Tiga tahun yang lalu.
Aku berjalan tergesa-gesa di sebuah koridor Rumah Sakit. Pakaian putih abu-abu yang aku kenakan tentu saja mengundang perhatian banyak orang pada saat jam sekolah begini. Tadi wali kelasku mengatakan bahwa papa mengalami kecelakaan dan mendapatkan luka yang cukup serius. Makanya aku diijinkan pergi ke Rumah Sakit dan tidak mengikuti jam pelajaran selanjutnya.
“Esa, selimut papa jatuh” kata seorang bapak yang duduk di kursi roda. “Yah… bagaimana ini, pa?” Lelaki muda yang dipanggil Esa kebingungan karena berada di posisi yang serba salah. Selimut papanya jatuh tepat di bawah roda dan sedikit tersangkut. Padahal mereka berda di jalan yang agak menanjak. Jika Esa mengambil selimut itu, kursi roda papanya akan meluncur bebas ke bawah. Tapi jika tidak diambil, mereka tidak akan bisa bergerak sedikitpun.
Aku segera menghampiri mereka dan mengambilkan selimut yang jatuh. “Ini pak selimutnya” kataku sambil menutupi paha yang kelihatannya sedang kedinginan. “Terimakasih, dik” kata Esa dan papanya bersamaan. Aku tersenyum lalu segera meninggalkan mereka. Setelah beberapa meter aku berjalan, sebuah suara terdengar dari belakan. “Nama kamu siapa?” Aku menoleh, ternyata Esa yang mengatakannya. Tentu saja aku tidak balas menjawab dengan balas berteriak.
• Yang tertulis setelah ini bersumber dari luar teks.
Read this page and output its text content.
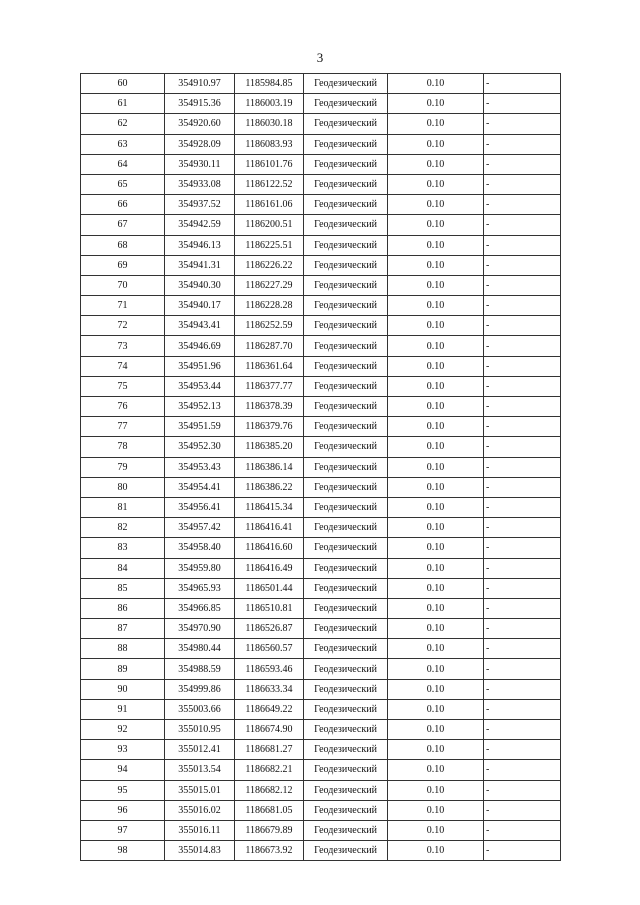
3
60	354910.97	1185984.85	Геодезический	0.10	-
61	354915.36	1186003.19	Геодезический	0.10	-
62	354920.60	1186030.18	Геодезический	0.10	-
63	354928.09	1186083.93	Геодезический	0.10	-
64	354930.11	1186101.76	Геодезический	0.10	-
65	354933.08	1186122.52	Геодезический	0.10	-
66	354937.52	1186161.06	Геодезический	0.10	-
67	354942.59	1186200.51	Геодезический	0.10	-
68	354946.13	1186225.51	Геодезический	0.10	-
69	354941.31	1186226.22	Геодезический	0.10	-
70	354940.30	1186227.29	Геодезический	0.10	-
71	354940.17	1186228.28	Геодезический	0.10	-
72	354943.41	1186252.59	Геодезический	0.10	-
73	354946.69	1186287.70	Геодезический	0.10	-
74	354951.96	1186361.64	Геодезический	0.10	-
75	354953.44	1186377.77	Геодезический	0.10	-
76	354952.13	1186378.39	Геодезический	0.10	-
77	354951.59	1186379.76	Геодезический	0.10	-
78	354952.30	1186385.20	Геодезический	0.10	-
79	354953.43	1186386.14	Геодезический	0.10	-
80	354954.41	1186386.22	Геодезический	0.10	-
81	354956.41	1186415.34	Геодезический	0.10	-
82	354957.42	1186416.41	Геодезический	0.10	-
83	354958.40	1186416.60	Геодезический	0.10	-
84	354959.80	1186416.49	Геодезический	0.10	-
85	354965.93	1186501.44	Геодезический	0.10	-
86	354966.85	1186510.81	Геодезический	0.10	-
87	354970.90	1186526.87	Геодезический	0.10	-
88	354980.44	1186560.57	Геодезический	0.10	-
89	354988.59	1186593.46	Геодезический	0.10	-
90	354999.86	1186633.34	Геодезический	0.10	-
91	355003.66	1186649.22	Геодезический	0.10	-
92	355010.95	1186674.90	Геодезический	0.10	-
93	355012.41	1186681.27	Геодезический	0.10	-
94	355013.54	1186682.21	Геодезический	0.10	-
95	355015.01	1186682.12	Геодезический	0.10	-
96	355016.02	1186681.05	Геодезический	0.10	-
97	355016.11	1186679.89	Геодезический	0.10	-
98	355014.83	1186673.92	Геодезический	0.10	-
Sebaliknya, aku melanjutkan langkah kakiku menuju ruang ICU.
***
Setelah dirawat selama tiga minggu, kondisi papa semakin membaik. Papa diperbolehkan pulang dengan syarat harus rawat jalan. Aktivitas papa juga dibatasi. Urusan perusahaan untuk sementara diserahkan pada Kak Venus yang ternyata lumayan bisa diandalkan.
Sepulang sekolah, aku memilih tidak langsung pulang ke rumah. Aku memilih pergi ke sebuah taman yang letaknya tidak jauh dari sekolahku. Hampir setiap hari aku pergi kesini. Baik untuk mengerjakan tugas maupun sekedar membaca novel.